When I went to the Expoland poultry sale a few weeks ago, I sold all three of the cockerels I had brought with me and, with an empty cage on my hands, decided to treat myself to a couple of pullets.
Any bird brought home needs to be quarantined for a month to ensure that he or she is not carrying anything that might infect the home flock. However, chickens are social creatures and would be depressed if kept all alone for a month, so I knew that if I was buying one bird, I would buy two.
I walked up and down the row of vehicles, looking at all of the young pullets. I didn’t want to bring home any bird older than my oldest; after months of tending and waiting, I want my first egg to be from a pullet I hatched here at home. I saw a pretty little hen with a long neck and tail and decided to ask about her. She was a Golden Phoenix. The sellers were a teenaged girl and her father who explained to me that the girls were sweet while the boys were wild. The birds were the daughter’s project, and they only had this one pullet left to sell. The girl said she was about a month from laying, about the same as my oldest, and was nearly full grown, although she seemed very small. Because she would be the same size as some of my youngest hens, I thought she would be able to fit into my flock. She was $10, and I quickly decided to buy her. Taking her under my arm, I carried her back to my car and put her into the cage.

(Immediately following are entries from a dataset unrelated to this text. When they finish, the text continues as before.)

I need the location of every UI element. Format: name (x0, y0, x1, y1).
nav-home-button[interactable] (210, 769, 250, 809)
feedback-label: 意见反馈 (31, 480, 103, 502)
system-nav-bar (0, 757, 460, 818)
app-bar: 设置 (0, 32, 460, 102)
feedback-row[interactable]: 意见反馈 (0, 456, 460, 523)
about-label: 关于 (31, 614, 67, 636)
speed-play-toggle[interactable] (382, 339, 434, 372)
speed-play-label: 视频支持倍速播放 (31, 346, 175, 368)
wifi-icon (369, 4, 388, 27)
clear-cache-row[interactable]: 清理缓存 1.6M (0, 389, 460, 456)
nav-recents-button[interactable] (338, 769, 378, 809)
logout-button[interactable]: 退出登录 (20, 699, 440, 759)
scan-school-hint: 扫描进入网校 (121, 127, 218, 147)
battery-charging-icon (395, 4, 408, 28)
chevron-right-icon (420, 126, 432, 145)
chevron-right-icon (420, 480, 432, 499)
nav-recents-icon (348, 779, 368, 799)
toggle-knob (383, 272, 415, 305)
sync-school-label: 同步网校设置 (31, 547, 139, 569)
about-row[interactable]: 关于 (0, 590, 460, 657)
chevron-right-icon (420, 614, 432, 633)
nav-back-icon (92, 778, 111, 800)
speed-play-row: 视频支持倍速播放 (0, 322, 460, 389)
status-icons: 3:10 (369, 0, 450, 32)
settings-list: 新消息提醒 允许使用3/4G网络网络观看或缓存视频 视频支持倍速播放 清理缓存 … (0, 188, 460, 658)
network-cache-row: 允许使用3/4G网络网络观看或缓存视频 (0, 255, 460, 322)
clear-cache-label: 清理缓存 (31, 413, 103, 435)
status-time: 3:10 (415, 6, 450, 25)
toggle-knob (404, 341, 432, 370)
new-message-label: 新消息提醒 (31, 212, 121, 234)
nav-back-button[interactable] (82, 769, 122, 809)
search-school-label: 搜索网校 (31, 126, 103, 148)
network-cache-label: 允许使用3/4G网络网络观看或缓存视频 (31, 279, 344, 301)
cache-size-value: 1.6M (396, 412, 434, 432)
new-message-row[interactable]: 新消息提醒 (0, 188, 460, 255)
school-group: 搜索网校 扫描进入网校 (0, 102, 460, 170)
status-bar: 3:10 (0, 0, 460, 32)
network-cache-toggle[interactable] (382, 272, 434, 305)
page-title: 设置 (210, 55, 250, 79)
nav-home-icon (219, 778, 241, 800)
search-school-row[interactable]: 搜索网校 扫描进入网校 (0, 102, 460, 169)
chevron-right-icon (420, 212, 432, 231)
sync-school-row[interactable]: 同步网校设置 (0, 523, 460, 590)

I needed a second pullet, so, having already made survey of my possibilities, I quickly decided to buy one of the Easter Egger pullets I had seen. They were young, but about the same size as the Phoenix pullet, so they would be on equal footing. I chose a light colored girl, very pretty and with coloring unlike any of my other Easter Eggers, perhaps part White Ameraucana from the look of her. When the seller tried to retrieve her from the cage, she flew out and it took a few people thirty seconds or so to catch her. This made me feel much better about some of my boys flapping as I put them into the buyers’ boxes earlier in the day.
I carried her down to my car, popped her into the cage, and decided to give the new girls a bit of food and water. The Phoenix hen figured out the waterer in about ten seconds and had a good drink. Then I covered the cage and took them home.
The four-by-four coop was occupied by the little Ameraucanas, but they were ready to merge that weekend anyhow. I moved them into the big coop, cleaned the little coop, put the new girls in, and set about erecting a barrier between the two runs. The runs were set up to allow both groups to interact through the fence to ease eventual merging, but I did not want any interaction during the quarantine period. I used scrap pieces of the coop walls to create a little barrier, enough to keep them from seeing, pecking, or coming in contact with the poop of the others.
It has been over two weeks, and so far the girls seem healthy. However, they pine to be part of the larger group and sometimes try to go over the fence. Also, the Phoenix hen, who has established herself at the top of their little pecking order, will not go into the coop at night. She instead perches on the fence post overlooking the larger flock’s run. This makes the Easter Egger want to join her, sometimes with hilarious result at she tries to balance on the wire fencing or ends up outside the pen in a bush. Each night, we’ve had to go out, grab the girls, and put them into their coop for the night. Despite tricks such as leaving them in their coop for a day or turning on the light in the coop, the Phoenix hen is determined to sleep on that post. Hopefully they will be more content when they join the larger flock in a few more weeks.